Cet enthousiasme pour la Toile, manifeste chez David Byrne, s'accompagne néanmoins de nuances: «Je demeure fasciné par ces nouveaux développements technologiques, mais je vois ce qu'on perd et ce qu'on gagne avec la révolution numérique. Encore maintenant, il se trouve plus d'informations musicales dans un vinyle que dans un CD, et il y en a plus dans un CD que dans un fichier MP3. En revanche, une nouvelle communauté émerge avec de nouvelles perspectives d'échanges et de diffusion.

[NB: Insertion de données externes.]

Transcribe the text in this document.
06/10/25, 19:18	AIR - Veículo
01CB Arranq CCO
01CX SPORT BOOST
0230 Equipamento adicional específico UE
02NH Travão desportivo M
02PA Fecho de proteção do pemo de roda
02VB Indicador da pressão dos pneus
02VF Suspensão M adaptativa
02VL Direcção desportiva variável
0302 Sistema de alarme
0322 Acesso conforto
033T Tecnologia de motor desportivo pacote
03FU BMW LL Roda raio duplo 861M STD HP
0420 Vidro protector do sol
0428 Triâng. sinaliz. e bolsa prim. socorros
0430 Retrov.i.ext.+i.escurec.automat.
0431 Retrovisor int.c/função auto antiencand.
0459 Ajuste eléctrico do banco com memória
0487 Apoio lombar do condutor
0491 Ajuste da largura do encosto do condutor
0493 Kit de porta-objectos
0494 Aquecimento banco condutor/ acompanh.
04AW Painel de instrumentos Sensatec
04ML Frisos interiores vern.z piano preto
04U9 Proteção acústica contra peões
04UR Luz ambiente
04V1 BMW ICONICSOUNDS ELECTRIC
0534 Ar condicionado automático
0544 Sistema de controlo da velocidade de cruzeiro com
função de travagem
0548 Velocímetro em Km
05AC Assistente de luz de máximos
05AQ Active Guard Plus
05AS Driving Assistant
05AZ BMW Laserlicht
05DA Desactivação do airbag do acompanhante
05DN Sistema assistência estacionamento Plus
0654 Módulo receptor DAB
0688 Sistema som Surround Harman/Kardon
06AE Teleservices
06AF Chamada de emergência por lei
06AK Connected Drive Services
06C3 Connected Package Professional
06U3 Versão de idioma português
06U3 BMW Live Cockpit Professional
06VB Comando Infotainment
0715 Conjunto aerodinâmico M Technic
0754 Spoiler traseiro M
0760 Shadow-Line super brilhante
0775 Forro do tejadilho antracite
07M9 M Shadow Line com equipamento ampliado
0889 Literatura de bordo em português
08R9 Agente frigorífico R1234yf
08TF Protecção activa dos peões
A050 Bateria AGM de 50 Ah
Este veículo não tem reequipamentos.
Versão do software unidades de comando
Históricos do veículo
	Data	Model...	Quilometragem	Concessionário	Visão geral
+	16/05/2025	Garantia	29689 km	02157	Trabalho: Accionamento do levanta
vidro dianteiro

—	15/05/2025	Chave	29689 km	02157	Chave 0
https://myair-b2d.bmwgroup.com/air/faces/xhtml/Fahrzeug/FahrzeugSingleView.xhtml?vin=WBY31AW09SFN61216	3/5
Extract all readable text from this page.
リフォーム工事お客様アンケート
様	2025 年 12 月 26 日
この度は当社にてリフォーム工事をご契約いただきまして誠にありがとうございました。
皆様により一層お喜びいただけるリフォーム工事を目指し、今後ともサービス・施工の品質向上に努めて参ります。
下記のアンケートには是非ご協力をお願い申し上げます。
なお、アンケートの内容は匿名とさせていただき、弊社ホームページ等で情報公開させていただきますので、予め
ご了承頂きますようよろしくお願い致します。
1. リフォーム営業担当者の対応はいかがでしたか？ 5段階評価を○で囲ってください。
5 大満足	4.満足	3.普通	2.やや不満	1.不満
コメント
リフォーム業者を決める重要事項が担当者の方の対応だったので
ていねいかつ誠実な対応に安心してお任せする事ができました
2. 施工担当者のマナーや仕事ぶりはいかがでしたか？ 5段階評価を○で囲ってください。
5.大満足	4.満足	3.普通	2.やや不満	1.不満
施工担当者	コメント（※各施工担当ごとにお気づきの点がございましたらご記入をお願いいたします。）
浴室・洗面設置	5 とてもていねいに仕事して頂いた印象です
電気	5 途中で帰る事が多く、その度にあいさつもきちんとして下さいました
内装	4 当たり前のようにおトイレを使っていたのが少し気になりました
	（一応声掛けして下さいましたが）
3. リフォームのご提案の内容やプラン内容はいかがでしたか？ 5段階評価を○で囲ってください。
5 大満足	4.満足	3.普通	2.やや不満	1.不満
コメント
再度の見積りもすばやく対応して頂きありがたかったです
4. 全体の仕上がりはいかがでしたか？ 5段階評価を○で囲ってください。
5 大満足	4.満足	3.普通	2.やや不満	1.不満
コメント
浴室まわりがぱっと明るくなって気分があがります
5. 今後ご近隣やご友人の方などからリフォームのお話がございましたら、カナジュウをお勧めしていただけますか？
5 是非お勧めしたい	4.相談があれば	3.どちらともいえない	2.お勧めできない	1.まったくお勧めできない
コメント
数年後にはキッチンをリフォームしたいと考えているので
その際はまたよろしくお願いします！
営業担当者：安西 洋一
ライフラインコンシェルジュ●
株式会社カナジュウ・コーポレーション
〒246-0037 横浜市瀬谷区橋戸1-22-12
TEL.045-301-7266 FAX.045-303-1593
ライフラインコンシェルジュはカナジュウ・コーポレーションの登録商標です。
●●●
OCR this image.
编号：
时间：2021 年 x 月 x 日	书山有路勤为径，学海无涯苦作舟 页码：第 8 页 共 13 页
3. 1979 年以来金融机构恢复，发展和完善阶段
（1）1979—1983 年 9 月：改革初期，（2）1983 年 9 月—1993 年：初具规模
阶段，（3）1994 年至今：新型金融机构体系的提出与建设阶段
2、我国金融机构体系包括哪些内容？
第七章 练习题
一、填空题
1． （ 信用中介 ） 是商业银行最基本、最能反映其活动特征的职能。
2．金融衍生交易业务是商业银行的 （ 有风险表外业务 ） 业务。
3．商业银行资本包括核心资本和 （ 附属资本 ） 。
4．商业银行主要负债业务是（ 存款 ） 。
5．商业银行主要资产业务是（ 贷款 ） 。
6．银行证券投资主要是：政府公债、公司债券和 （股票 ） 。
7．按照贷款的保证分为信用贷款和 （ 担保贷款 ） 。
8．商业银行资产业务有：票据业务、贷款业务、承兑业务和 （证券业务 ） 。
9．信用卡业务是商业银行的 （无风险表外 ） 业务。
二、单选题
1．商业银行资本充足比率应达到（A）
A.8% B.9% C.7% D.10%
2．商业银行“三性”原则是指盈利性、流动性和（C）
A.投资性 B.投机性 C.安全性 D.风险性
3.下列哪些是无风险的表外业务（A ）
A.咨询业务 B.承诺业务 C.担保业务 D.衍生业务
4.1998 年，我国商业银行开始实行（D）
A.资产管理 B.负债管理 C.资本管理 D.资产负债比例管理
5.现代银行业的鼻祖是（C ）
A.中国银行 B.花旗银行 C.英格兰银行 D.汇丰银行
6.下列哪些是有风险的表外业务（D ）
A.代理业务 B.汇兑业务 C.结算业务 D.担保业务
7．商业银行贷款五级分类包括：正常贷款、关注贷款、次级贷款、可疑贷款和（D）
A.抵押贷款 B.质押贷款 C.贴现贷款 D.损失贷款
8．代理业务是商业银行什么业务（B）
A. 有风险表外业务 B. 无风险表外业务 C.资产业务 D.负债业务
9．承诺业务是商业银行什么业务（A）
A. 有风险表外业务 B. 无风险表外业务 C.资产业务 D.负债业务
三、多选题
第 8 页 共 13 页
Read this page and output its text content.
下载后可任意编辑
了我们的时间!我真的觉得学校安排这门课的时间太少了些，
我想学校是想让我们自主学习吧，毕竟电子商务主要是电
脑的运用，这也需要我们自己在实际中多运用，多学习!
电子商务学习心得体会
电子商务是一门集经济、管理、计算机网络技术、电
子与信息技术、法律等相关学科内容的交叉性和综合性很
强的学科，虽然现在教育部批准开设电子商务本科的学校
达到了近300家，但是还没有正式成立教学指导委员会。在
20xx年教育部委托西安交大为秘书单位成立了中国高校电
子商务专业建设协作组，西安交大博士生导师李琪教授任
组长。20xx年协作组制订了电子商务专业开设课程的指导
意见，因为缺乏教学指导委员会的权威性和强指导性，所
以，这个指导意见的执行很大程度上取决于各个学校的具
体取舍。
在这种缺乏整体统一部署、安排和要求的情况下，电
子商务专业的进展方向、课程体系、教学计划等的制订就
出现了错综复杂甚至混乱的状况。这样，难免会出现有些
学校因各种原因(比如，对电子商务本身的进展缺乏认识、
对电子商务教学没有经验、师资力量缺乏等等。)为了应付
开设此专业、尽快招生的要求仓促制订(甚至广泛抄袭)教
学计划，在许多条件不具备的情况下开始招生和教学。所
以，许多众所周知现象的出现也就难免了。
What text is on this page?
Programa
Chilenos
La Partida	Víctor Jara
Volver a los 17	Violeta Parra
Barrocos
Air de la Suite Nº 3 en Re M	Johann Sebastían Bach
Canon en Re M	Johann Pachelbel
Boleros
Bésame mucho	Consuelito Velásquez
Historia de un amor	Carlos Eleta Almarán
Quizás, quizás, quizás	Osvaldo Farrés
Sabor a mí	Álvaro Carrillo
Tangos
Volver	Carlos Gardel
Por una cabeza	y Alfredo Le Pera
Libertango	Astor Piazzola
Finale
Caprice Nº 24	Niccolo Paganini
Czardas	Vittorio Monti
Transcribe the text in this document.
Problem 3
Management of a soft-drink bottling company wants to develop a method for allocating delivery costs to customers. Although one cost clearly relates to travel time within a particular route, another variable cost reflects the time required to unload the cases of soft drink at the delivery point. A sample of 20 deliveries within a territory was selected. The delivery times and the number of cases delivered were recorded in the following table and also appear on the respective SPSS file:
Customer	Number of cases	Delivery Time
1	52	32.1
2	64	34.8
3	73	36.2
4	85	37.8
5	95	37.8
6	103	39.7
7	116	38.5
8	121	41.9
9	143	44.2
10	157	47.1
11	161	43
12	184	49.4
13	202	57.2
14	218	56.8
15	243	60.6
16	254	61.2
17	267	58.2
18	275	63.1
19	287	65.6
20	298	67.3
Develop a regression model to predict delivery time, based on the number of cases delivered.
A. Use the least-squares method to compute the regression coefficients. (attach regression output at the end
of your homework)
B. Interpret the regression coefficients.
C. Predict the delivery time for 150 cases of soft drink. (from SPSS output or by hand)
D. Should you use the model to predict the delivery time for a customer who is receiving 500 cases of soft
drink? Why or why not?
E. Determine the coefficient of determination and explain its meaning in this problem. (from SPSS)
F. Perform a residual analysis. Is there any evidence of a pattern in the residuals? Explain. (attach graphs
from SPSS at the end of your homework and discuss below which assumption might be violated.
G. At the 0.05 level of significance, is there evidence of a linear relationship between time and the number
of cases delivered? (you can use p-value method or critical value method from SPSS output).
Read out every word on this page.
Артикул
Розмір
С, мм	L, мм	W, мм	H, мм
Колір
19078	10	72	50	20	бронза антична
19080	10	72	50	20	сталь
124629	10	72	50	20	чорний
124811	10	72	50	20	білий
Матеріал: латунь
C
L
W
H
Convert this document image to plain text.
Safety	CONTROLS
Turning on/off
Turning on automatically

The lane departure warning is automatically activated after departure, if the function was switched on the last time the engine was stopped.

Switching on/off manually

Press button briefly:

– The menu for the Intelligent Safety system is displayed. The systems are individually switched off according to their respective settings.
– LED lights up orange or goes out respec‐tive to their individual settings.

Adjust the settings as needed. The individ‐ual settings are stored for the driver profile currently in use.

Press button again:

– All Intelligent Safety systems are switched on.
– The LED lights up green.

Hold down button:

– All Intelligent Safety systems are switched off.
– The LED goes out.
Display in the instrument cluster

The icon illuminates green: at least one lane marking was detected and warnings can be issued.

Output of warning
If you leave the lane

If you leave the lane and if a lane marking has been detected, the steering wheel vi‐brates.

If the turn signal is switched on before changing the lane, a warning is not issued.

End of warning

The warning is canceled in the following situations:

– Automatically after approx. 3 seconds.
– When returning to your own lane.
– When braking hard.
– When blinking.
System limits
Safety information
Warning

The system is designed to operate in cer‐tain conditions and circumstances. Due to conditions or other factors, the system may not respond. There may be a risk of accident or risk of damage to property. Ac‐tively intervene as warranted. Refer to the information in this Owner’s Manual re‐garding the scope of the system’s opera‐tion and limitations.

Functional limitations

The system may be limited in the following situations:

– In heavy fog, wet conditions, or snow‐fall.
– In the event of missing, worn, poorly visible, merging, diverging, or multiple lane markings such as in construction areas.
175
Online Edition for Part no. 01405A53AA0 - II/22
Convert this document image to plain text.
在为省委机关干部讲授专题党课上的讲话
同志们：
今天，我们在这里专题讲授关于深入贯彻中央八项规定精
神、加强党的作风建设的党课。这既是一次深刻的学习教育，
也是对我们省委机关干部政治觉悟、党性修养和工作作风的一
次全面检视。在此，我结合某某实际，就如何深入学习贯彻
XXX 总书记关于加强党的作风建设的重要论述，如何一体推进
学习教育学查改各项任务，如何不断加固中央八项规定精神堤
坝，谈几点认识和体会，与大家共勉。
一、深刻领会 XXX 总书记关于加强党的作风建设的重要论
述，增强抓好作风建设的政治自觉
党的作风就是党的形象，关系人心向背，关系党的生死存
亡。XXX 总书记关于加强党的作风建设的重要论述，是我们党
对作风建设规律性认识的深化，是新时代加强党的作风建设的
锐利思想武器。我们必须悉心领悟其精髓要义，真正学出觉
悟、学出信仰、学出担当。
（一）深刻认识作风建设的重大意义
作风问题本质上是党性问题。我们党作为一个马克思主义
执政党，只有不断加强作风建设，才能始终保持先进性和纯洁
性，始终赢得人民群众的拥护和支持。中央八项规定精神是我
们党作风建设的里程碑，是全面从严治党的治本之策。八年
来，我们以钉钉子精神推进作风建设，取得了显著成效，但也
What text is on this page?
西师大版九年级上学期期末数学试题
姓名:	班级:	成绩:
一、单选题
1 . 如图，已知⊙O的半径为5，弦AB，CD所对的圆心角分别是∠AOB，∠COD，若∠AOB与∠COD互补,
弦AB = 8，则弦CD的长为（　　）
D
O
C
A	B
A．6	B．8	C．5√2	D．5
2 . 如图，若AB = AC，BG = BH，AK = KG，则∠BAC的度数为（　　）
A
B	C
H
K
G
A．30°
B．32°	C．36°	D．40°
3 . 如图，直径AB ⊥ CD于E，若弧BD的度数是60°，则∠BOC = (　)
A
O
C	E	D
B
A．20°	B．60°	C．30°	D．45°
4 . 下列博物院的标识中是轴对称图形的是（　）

«En ce sens, j'ai beaucoup apprécié cette conversation avec Thom Yorke. Je n'ai pas vu le nouveau spectacle de Radiohead, mais j'ai visionné beaucoup de leur matériel interactif. Chose certaine, il est réjouissant de voir qu'un groupe aussi original puisse remplir stades et arénas.»

Du «gospel électronique»

Byrne, lui, s'en tient à des salles importantes, de la taille de notre Métropolis.

Sur scène, Byrne se produit avec son groupe régulier (Mauro Refosco, percussions, Mark Degli Antoni, claviers, Paul Frasier, basse, Graham Hawthorne, batterie), groupe auquel il a greffé trois chanteurs - puisque l'album comporte moult harmonies vocales. «J'ai aussi invité trois danseurs qui ont travaillé avec différents chorégraphes. C'est vraiment nouveau pour moi, mais je crois ça fonctionne très bien. Quite a show!» indique l'artiste, visiblement ravi par la tournée actuelle.

Harmonies vocales, donc. En cours de création, Eno et Byrne ont même eu le sentiment de créer une forme de «gospel électronique».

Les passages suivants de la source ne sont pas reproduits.